28. David Kendall (Williams & Connolly). Litigator extraordinaire Kendall is best known for his successful defense of President Bill Clinton, and Clinton-era scandals continue to bring him business. This spring Kendall was back in federal court defending Hillary Rodham Clinton against a defamation-of-character suit filed by Gennifer Flowers. But those cases are rarer and rarer for the soft-spoken Indiana native, who spends most of his billable hours these days combatting illegal downloading and music transfers.

29. Seth Waxman (Wilmer Cutler Pickering Hale and Dorr). Supreme Court justice John Paul Stevens once described Waxman, 53 in November, as the most brilliant young lawyer he’d ever heard. Waxman now advises a host of corporate clients in high-profile appellate cases, but he also finds time to advise people like Washington Post reporter Glenn Kessler, who was subpoenaed by a special prosecutor in connection with the leak that revealed the identity of CIA agent Valerie Plame.
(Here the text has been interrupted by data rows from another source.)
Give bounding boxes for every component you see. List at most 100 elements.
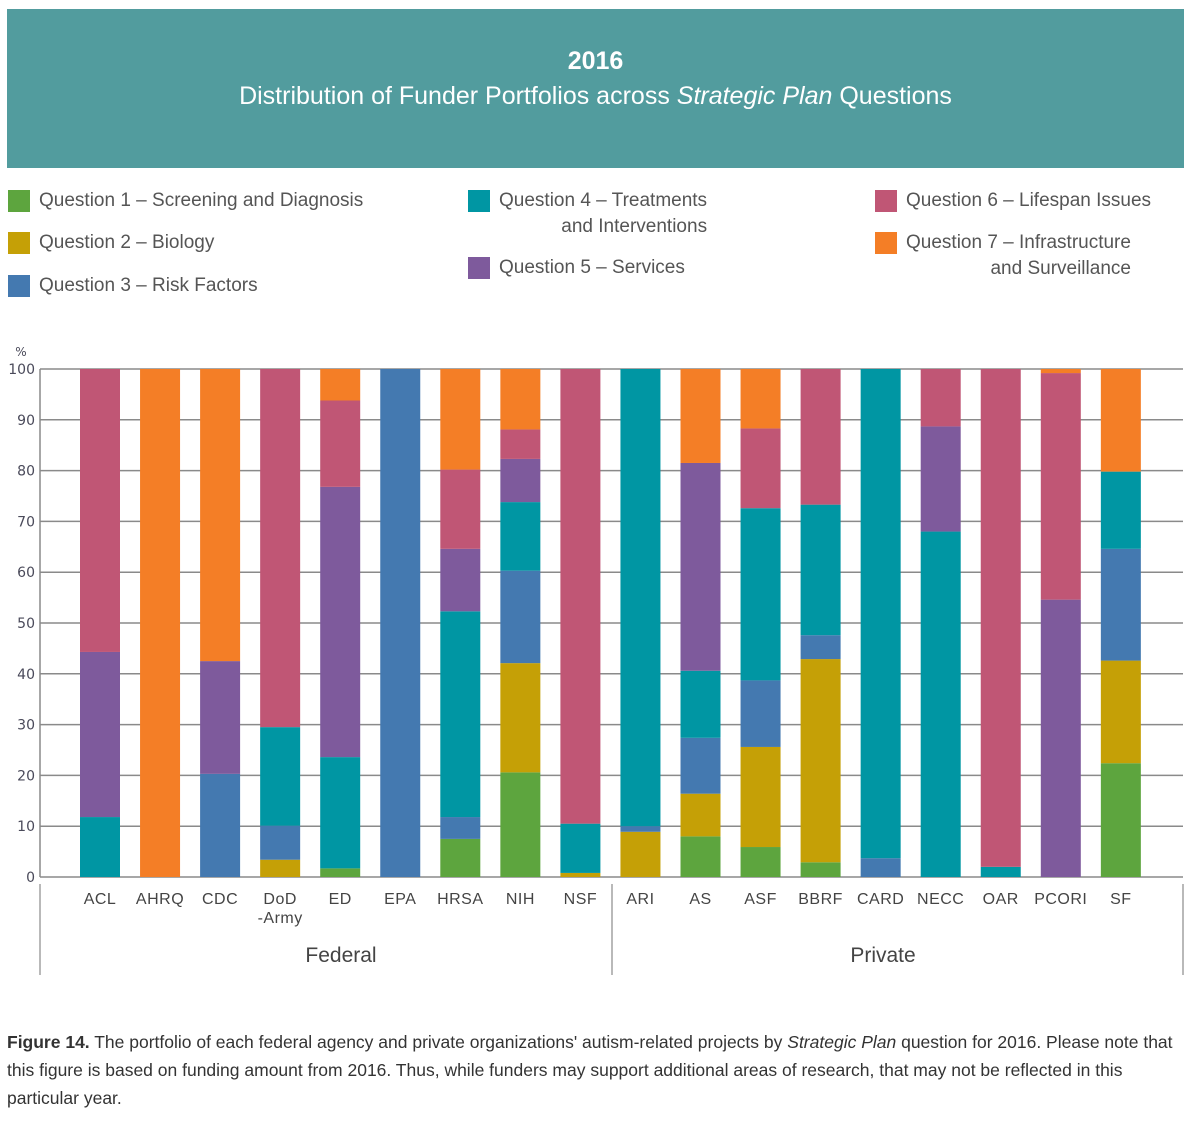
- x-tick-label: NIH: [506, 891, 535, 908]
- bar-segment-dod--army-q2: [260, 859, 301, 877]
- legend-label: Question 5 – Services: [499, 257, 685, 278]
- y-tick-label: 100: [8, 362, 35, 378]
- bar-segment-as-q4: [680, 670, 721, 738]
- legend-item-q5: Question 5 – Services: [499, 255, 685, 281]
- caption-text-1: The portfolio of each federal agency and…: [89, 1032, 788, 1052]
- bar-segment-ahrq-q7: [140, 369, 181, 877]
- chart-year: 2016: [567, 47, 624, 75]
- bar-segment-nih-q6: [500, 429, 541, 459]
- y-tick-label: 50: [17, 616, 35, 632]
- bar-segment-acl-q4: [80, 817, 120, 877]
- legend-swatch-q3: [8, 275, 30, 297]
- y-tick-label: 0: [26, 870, 35, 886]
- x-tick-label: PCORI: [1034, 891, 1087, 908]
- bar-segment-asf-q6: [740, 428, 781, 509]
- bar-segment-ed-q7: [320, 369, 361, 401]
- y-tick-label: 70: [17, 514, 35, 530]
- legend-label: Question 1 – Screening and Diagnosis: [39, 190, 364, 211]
- bar-segment-bbrf-q3: [800, 635, 841, 660]
- bar-segment-bbrf-q4: [800, 504, 841, 636]
- bar-segment-bbrf-q1: [800, 862, 841, 877]
- legend-swatch-q7: [875, 232, 897, 254]
- x-tick-label: DoD: [263, 891, 297, 908]
- bar-segment-nsf-q2: [560, 872, 601, 877]
- legend-label: Question 7 – Infrastructure: [906, 232, 1131, 253]
- bar-segment-cdc-q5: [200, 661, 241, 774]
- bar-segment-oar-q4: [980, 866, 1021, 877]
- bar-segment-bbrf-q2: [800, 659, 841, 863]
- y-tick-label: 60: [17, 565, 35, 581]
- bar-segment-nih-q4: [500, 502, 541, 571]
- bar-segment-dod--army-q3: [260, 825, 301, 860]
- title-text-post: Questions: [832, 82, 952, 110]
- x-tick-label: ARI: [626, 891, 654, 908]
- y-tick-label: 40: [17, 667, 35, 683]
- bar-segment-pcori-q7: [1040, 369, 1081, 374]
- caption-label: Figure 14.: [7, 1032, 90, 1052]
- bar-segment-oar-q6: [980, 369, 1021, 867]
- bar-segment-as-q1: [680, 836, 721, 877]
- bar-segment-hrsa-q3: [440, 817, 481, 839]
- bar-segment-asf-q7: [740, 369, 781, 429]
- caption-text-2: question for 2016. Please note that this…: [7, 1032, 1173, 1108]
- legend-label: Question 6 – Lifespan Issues: [906, 190, 1152, 211]
- legend-item-q4: Question 4 – Treatments and Interventions: [499, 188, 707, 240]
- bar-segment-cdc-q3: [200, 773, 241, 877]
- x-tick-label: ED: [329, 891, 352, 908]
- legend-swatch-q2: [8, 232, 30, 254]
- bar-segment-hrsa-q1: [440, 838, 481, 877]
- bar-segment-asf-q3: [740, 680, 781, 747]
- legend-item-q1: Question 1 – Screening and Diagnosis: [39, 188, 363, 214]
- legend-item-q7: Question 7 – Infrastructure and Surveilla…: [906, 230, 1131, 282]
- group-label-federal: Federal: [305, 944, 376, 967]
- bar-segment-as-q2: [680, 793, 721, 837]
- bar-segment-sf-q1: [1100, 763, 1141, 877]
- bar-segment-sf-q2: [1100, 660, 1141, 764]
- bar-segment-dod--army-q4: [260, 727, 301, 826]
- chart-title: Distribution of Funder Portfolios across…: [7, 82, 1184, 111]
- bar-segment-asf-q4: [740, 508, 781, 681]
- bar-segment-acl-q6: [80, 369, 120, 652]
- y-tick-label: 10: [17, 819, 35, 835]
- legend-item-q3: Question 3 – Risk Factors: [39, 273, 258, 299]
- bar-segment-pcori-q5: [1040, 599, 1081, 877]
- bar-segment-hrsa-q7: [440, 369, 481, 470]
- bar-segment-nih-q3: [500, 570, 541, 664]
- bar-segment-cdc-q7: [200, 369, 241, 662]
- bar-segment-card-q3: [860, 858, 901, 877]
- x-tick-label: OAR: [983, 891, 1019, 908]
- y-tick-label: 20: [17, 768, 35, 784]
- y-axis-label: %: [15, 345, 26, 359]
- x-tick-label: AHRQ: [136, 891, 184, 908]
- x-tick-label: HRSA: [437, 891, 483, 908]
- legend-label: Question 3 – Risk Factors: [39, 275, 258, 296]
- y-tick-label: 90: [17, 413, 35, 429]
- x-tick-label: ASF: [744, 891, 777, 908]
- title-text-italic: Strategic Plan: [676, 82, 833, 110]
- bar-segment-sf-q3: [1100, 548, 1141, 661]
- bar-segment-nih-q5: [500, 458, 541, 503]
- bar-segment-hrsa-q6: [440, 469, 481, 549]
- y-tick-label: 80: [17, 464, 35, 480]
- x-tick-label: EPA: [384, 891, 416, 908]
- x-tick-label: AS: [689, 891, 711, 908]
- x-tick-label: ACL: [84, 891, 117, 908]
- bar-segment-nsf-q6: [560, 369, 601, 824]
- bar-segment-ed-q1: [320, 868, 361, 877]
- legend-swatch-q5: [468, 257, 490, 279]
- bar-segment-ed-q6: [320, 400, 361, 487]
- bar-segment-ari-q3: [620, 826, 661, 832]
- y-tick-label: 30: [17, 718, 35, 734]
- bar-segment-as-q5: [680, 462, 721, 671]
- bar-segment-card-q4: [860, 369, 901, 859]
- bar-segment-sf-q7: [1100, 369, 1141, 472]
- bar-segment-dod--army-q6: [260, 369, 301, 728]
- x-tick-label: SF: [1110, 891, 1131, 908]
- bar-segment-pcori-q6: [1040, 373, 1081, 600]
- bar-segment-nih-q2: [500, 663, 541, 773]
- bar-segment-epa-q3: [380, 369, 421, 877]
- stacked-bar-chart: 0 10 20 30 40 50 60 70 80 90 100% ACL AHRQ CDC DoD -Arm…: [8, 345, 1184, 975]
- legend-label-line2: and Interventions: [561, 216, 708, 237]
- bar-segment-ari-q2: [620, 831, 661, 877]
- group-label-private: Private: [850, 944, 915, 967]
Hire Waxman and you get a lawyer who might sit on the high court one day.

30. Alan Fisch (Howrey Simon Arnold & White). A precocious mathematics whiz, Fisch—now 38—fulfilled every geek’s dream last year by beating Microsoft out of a $60-million patent-infringement judgment. Fisch, the youngest partner ever elected at Howrey, overcame an army of Microsoft attorneys with a small team and an understanding of computer law that most lawyers couldn’t begin to fathom. He is now sought out by clients in California’s Silicon Valley and by casinos in computerized Las Vegas eager to hire someone who understands their digital language.